During Ramadan, Muslims fast from dawn until dusk, after which they eat and many
enjoy television shows made especially for the holiday.
Arab TV satellite
channels are airing a series this year called Khaybar, referring to the Muslim
massacre of the Jews of the town of that name in northwestern Arabia in 628
CE.
After the attack, some Muslims, including Muhammad, took surviving
women as wives.
The Muslim conquerors charged the Jews a 50 percent tax
on their crops and in 637, after Muhammad’s death, the Caliph Omar expelled the
remaining Jews from Khaybar.
In Islamic tradition, the chant “Khaybar
Khaybar, ya yahud, Jaish Muhammad, sa yahud,” which means, “Jews, remember
Khaybar, the army of Muhammad is returning,” is used as a battle cry when
attacking Jews or Israelis.
It was, for example, chanted on the Mavi
Marmara Gaza flotilla ship in May 2010.
The show deals with the
relationship between the Jews and the Arab tribes of Medina as well as between
the Jews of Medina and Khaybar, MEMRI (the Middle East Media Research Institute)
reported on Wednesday. One Arab media outlet described the film as demonstrating
the Jews’ “hostility toward others, their treacherous nature, and their repeated
betrayals.”
The plot deals with Jews asking Miqdad, an Arab warrior, to
fight for them; he refuses to kill women and children and is sent to prison.
Another episode, based on Islamic tradition, involves a Jewish woman whose
father and brother were killed by Muslims and who tries to get revenge by
attempting to poison the prophet.
The film was produced by Echo Media, a
Qatari company owned by Hashem al-Sayed.
The show is set to air on
channels such as Dubai TV, Dream TV (Egypt), Al-Iraqiyya TV, Algerian Channel 3,
Atlas TV (Algeria), Qatar TV and UAE TV, according to the MEMRI
report.
Sameh al-Sereity, one of the main actors in the show, plays
Muhammad ibn Maslamah, the bodyguard of the prophet Muhammad.

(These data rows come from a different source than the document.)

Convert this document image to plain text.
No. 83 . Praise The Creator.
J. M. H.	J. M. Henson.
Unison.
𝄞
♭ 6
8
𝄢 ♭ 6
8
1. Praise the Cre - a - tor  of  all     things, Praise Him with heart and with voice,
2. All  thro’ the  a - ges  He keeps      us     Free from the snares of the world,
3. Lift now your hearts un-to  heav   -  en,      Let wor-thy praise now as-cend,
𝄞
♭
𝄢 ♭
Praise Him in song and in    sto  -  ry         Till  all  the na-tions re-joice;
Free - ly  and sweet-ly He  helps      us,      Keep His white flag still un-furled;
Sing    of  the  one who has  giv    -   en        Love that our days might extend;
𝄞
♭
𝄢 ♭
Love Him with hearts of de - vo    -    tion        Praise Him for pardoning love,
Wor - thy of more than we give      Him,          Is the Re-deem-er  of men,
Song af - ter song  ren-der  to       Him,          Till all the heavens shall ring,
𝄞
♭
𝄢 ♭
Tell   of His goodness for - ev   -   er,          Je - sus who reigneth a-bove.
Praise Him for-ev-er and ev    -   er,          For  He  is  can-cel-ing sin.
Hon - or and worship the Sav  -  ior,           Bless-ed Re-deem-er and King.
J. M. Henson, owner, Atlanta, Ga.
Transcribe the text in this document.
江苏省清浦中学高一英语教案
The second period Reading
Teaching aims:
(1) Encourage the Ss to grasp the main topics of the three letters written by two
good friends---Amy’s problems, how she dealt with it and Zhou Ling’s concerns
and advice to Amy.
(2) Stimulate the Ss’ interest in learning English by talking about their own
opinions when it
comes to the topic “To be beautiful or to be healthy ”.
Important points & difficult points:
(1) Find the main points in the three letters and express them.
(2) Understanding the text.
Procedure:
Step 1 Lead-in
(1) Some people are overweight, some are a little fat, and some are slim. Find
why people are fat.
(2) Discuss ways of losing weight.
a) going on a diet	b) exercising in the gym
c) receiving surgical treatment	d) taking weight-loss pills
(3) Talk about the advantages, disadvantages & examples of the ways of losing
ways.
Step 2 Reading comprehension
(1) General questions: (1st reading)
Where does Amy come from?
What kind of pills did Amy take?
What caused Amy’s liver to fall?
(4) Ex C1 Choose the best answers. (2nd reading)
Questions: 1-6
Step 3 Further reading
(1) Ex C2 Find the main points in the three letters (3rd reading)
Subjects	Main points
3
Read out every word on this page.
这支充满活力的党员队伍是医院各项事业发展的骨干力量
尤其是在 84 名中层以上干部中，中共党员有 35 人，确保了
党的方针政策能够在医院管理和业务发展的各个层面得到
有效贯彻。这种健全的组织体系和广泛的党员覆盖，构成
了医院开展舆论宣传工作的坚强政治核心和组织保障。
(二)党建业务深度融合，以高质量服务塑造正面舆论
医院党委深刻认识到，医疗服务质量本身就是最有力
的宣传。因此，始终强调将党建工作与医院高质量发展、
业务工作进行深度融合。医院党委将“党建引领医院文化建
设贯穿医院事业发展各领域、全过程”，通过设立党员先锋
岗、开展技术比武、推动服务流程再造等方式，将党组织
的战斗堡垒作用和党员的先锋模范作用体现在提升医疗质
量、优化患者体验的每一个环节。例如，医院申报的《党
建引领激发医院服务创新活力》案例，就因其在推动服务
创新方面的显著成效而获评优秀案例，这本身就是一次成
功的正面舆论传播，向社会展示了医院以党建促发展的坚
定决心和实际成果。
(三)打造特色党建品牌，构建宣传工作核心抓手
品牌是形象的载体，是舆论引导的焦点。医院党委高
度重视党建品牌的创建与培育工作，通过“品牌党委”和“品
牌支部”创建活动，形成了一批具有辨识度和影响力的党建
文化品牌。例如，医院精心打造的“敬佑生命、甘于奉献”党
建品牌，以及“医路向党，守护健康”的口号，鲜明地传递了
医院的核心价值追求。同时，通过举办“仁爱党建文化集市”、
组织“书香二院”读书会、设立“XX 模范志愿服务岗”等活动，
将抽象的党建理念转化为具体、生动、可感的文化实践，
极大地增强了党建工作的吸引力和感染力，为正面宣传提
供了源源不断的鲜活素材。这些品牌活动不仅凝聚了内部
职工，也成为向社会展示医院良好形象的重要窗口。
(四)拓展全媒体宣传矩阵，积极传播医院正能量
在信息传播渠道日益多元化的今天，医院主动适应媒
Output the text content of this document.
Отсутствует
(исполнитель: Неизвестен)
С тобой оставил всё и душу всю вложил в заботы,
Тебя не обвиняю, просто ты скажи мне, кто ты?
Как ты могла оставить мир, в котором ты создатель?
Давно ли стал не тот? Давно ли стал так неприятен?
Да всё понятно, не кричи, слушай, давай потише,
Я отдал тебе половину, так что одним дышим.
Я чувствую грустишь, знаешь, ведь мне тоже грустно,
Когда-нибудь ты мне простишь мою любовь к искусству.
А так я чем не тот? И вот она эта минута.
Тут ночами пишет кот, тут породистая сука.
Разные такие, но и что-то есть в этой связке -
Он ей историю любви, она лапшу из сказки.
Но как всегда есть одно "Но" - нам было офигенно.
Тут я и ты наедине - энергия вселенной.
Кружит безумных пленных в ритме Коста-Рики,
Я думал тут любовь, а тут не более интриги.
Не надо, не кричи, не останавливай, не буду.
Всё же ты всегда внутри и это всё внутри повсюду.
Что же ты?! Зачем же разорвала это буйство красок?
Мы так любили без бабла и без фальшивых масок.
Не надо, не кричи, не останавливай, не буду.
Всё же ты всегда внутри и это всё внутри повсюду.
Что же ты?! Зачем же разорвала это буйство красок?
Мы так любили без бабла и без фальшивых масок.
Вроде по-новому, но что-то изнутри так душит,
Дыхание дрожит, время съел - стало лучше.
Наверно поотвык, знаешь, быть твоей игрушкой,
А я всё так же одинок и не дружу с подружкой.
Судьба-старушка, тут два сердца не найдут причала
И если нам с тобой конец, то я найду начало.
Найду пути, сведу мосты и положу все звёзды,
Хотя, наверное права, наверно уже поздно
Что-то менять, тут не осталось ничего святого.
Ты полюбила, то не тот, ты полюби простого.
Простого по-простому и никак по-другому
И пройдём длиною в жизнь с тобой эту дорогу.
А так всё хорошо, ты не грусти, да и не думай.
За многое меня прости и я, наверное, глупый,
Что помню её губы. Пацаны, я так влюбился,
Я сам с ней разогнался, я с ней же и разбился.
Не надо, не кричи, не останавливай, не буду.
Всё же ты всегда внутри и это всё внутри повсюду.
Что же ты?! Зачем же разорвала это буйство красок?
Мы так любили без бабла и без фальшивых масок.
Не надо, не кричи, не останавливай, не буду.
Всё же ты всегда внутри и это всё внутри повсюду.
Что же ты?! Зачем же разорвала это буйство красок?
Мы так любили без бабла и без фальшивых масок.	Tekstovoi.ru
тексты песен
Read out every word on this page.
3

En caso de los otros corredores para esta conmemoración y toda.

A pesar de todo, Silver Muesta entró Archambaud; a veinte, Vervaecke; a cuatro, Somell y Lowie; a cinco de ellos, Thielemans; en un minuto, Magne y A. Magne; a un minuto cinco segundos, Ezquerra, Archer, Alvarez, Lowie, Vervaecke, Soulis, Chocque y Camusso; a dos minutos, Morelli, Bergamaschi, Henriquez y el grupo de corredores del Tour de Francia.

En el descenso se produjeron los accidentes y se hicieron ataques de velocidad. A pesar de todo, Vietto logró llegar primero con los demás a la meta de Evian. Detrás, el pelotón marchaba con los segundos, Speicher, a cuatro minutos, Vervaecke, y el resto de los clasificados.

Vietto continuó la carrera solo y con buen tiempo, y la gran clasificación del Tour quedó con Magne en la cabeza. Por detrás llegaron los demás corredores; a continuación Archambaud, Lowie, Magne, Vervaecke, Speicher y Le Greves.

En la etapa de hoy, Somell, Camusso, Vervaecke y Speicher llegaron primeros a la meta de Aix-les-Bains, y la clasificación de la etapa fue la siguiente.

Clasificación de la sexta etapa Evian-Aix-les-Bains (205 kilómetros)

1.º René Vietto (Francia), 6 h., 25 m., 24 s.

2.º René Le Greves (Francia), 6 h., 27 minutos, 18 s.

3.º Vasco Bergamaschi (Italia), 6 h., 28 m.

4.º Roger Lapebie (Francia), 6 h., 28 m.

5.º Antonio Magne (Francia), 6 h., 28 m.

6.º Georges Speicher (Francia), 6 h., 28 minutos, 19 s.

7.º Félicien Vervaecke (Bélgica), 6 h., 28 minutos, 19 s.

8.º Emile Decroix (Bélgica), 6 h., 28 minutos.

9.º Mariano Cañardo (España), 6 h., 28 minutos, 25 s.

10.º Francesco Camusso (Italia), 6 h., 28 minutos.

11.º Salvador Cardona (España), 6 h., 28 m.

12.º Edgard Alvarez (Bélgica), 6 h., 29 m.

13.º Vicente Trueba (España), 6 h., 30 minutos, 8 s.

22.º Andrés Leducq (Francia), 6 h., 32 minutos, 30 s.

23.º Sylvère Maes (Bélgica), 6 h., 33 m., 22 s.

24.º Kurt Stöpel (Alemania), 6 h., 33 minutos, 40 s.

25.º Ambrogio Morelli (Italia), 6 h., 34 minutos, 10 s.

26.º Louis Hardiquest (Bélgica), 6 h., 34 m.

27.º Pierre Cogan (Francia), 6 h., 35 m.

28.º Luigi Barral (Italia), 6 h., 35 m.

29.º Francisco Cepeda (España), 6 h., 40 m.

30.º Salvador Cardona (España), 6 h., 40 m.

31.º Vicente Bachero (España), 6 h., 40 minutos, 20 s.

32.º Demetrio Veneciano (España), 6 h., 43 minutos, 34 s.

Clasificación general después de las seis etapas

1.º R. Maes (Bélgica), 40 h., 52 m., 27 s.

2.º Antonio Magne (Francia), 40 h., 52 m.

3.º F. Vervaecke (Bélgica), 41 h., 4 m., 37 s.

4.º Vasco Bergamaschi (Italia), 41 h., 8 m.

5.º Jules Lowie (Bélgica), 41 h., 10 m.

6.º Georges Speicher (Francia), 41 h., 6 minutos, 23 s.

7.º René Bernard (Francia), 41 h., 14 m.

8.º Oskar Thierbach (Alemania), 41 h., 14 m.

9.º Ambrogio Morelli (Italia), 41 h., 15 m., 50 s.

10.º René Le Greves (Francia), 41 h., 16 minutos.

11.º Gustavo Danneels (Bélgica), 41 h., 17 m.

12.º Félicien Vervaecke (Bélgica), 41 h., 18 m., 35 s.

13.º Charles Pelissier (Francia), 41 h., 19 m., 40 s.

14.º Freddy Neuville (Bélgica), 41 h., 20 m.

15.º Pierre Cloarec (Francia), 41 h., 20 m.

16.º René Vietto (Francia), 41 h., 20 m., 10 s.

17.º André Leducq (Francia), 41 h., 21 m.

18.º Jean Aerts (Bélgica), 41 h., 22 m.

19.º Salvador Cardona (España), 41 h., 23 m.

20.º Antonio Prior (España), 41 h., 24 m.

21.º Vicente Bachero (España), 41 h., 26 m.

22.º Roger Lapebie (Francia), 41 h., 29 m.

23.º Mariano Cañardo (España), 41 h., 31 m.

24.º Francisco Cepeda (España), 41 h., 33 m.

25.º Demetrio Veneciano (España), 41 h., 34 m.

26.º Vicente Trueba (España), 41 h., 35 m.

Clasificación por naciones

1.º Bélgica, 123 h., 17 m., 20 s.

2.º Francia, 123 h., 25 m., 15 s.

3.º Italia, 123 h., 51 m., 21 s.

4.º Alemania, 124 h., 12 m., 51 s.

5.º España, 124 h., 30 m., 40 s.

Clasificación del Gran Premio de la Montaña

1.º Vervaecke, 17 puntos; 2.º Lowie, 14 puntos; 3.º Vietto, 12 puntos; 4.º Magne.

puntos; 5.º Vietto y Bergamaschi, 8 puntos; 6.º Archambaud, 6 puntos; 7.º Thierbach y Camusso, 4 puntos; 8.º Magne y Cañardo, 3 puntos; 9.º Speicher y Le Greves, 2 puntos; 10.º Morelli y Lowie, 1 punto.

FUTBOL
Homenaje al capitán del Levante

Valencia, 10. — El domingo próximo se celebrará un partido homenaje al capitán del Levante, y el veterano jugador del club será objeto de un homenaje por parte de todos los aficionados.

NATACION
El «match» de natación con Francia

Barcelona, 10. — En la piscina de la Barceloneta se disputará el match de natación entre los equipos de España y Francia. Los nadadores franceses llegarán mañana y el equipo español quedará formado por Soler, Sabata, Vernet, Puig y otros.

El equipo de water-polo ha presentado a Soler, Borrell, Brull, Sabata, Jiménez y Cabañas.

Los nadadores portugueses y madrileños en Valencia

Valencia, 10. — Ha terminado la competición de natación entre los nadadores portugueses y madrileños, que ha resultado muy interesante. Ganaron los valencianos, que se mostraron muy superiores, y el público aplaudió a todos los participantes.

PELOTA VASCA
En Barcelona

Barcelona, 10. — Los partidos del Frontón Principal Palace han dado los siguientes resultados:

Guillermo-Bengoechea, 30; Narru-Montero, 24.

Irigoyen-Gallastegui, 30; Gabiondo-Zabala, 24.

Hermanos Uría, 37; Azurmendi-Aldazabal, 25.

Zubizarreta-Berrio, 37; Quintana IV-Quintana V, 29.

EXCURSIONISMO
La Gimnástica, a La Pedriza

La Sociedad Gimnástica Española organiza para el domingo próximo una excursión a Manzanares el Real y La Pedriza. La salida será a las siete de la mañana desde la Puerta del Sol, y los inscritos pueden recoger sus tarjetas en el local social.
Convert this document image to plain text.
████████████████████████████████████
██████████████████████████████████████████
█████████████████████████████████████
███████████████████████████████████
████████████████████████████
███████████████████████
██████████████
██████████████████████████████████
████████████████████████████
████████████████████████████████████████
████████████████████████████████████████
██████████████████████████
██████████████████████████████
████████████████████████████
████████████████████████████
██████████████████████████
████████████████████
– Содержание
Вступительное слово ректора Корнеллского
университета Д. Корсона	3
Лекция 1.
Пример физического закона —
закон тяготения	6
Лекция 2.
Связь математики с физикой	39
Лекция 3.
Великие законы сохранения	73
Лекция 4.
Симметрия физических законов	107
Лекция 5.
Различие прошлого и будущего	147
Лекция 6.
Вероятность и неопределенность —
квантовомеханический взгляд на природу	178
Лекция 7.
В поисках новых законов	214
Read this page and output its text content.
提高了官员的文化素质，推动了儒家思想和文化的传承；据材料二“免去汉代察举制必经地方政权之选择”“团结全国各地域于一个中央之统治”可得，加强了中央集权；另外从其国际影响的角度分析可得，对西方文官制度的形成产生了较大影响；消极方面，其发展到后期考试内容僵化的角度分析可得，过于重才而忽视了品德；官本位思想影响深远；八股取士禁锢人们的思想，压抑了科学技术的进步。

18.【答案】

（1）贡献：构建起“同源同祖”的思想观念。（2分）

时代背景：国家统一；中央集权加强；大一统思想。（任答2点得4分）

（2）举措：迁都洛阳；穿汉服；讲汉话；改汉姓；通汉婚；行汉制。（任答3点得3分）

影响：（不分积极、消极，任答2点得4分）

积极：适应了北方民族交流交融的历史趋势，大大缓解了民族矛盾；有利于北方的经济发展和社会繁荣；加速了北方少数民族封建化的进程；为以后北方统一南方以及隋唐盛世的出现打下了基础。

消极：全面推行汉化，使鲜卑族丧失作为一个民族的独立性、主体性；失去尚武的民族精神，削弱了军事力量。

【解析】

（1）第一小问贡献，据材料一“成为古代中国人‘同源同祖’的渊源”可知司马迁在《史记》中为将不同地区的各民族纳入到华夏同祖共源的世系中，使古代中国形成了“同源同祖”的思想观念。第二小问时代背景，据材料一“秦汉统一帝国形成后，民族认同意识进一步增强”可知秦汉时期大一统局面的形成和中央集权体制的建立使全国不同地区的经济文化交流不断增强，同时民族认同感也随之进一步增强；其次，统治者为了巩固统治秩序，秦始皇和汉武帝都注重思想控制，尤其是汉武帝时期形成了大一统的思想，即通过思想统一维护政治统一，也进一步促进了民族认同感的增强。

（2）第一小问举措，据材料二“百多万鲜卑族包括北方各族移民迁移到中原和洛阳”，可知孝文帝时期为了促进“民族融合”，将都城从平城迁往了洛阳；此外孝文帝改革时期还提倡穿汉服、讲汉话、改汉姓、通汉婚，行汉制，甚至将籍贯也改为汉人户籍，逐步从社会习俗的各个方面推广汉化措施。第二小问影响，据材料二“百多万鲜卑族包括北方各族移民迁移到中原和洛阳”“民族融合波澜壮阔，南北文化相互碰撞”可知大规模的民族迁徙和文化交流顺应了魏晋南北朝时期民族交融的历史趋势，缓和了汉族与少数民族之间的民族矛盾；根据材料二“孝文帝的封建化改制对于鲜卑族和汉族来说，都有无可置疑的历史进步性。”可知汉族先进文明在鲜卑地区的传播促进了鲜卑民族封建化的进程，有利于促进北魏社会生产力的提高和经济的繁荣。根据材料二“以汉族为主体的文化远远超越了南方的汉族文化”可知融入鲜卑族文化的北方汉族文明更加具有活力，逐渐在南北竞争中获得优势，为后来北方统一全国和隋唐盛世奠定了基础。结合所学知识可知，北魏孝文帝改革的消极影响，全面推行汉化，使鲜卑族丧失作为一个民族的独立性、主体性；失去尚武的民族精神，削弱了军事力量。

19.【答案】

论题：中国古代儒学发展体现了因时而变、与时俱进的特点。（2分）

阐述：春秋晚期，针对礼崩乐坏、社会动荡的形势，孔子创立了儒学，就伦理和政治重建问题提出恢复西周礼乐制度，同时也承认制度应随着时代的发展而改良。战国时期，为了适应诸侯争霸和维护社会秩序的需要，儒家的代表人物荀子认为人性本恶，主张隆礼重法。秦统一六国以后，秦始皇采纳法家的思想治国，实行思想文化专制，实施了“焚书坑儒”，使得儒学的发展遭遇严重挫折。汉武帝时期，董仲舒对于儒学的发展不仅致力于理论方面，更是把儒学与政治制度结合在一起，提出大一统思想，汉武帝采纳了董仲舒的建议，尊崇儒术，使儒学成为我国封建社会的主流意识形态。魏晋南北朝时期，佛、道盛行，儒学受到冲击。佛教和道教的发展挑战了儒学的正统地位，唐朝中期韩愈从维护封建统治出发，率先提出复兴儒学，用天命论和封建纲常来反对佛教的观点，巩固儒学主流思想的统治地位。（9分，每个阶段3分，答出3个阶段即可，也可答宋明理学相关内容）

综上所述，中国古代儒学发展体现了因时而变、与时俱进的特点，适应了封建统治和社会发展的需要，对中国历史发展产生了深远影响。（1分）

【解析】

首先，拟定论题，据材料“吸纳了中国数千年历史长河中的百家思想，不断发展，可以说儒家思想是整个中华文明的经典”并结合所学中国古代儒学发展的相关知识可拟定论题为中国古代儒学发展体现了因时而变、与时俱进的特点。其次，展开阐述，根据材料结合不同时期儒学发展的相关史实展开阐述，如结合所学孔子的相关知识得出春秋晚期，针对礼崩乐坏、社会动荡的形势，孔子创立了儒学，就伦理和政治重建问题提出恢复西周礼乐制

Sereity told an
Egyptian newspaper the show portrays the evolution of Jews’ hatred of
others.
“The hostility between us and the Jews still exists. The hatred
is ingrained. Neither Egyptians nor Arabs need this show to justify their hatred
of Zionism. The existing struggles between us provide the simplest proof of
this,” he said.
Another actor, Ahmad Abd al-Halim, said, “I play one of
the Jewish characters, who demonstrates the behavior of the Jewish human being.
All he thinks about is accumulating money.”
The show’s screenwriter,
Yusri al-Gindi, said in an interview with Al Jazeera about the series, “The Jews
are the Jews. They still act according to their nature, despite the passing
generations. They corrupt any society in which they live, and therefore no
regime can protect them with any contract or agreement.
The crisis in the
Arab world offers the best proof of this, and this is where the show gets its
current relevance.”
He added, “It happened in Babylon, Rome, Imperial
Russia and Hitler’s Germany. Later, the West banished them to the Arab region,
where they continue to serve it [the West] to this day.”